Zooming out another 50 times, even the Sun would now be smaller than a pixel, so all these white dots are now much bigger than the things they represent. The whole inner Solar System and much of the outer Solar System are within view. Once again, the orbits have been aligned with each other to better show their relative size and shape.

The orbital distance of each planet varies; the dots representing the planets are placed at their semi-major axis distance. Pluto's orbit is so eccentric that even though its perihelion is around the same as that of Neptune, its aphelion is so far out that it doesn't fit in this image.

The asteroid belt is shown schematically as a ring between Mars and Jupiter. Millions of asteroids orbit there, but they are often just a few kilometres across and farther apart than Earth and Luna, so you'd be lucky to spot one asteroid from the surface of another. Our spacecraft have no trouble crossing the asteroid belt. Many more city-sized rocky and icy bodies orbit somewhere within this image, one of them being Halley's Comet, whose orbit is included for reference. There are also dozens of dwarf planets like Pluto orbiting mostly beyond Neptune and forming the sparse Kuiper belt.

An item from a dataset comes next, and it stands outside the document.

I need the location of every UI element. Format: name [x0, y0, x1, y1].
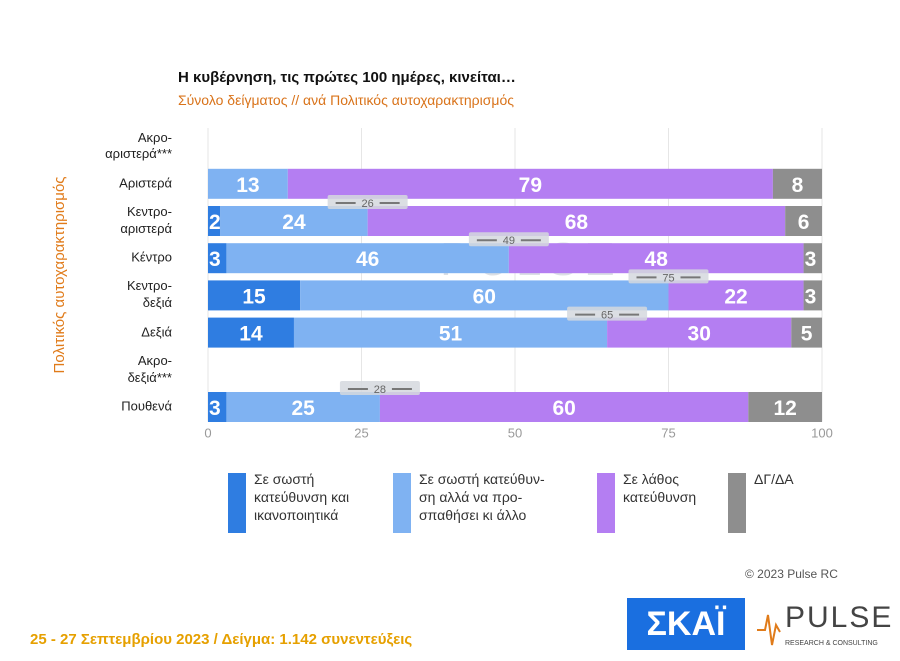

Four more stars are added for scale, as well as the event horizon of Sagittarius A*, our galaxy's central black hole. While the supergiant Betelgeuse is only about ten times more massive than our sun, Sagittarius A* weighs in at 4 million solar masses, all compressed into an unknowably dense speck surrounded by an inescapable space about 40 times the size of the Sun.

Light travels about 1.1 billion kilometres per hour and would take about 7 and a half hours to cross this image.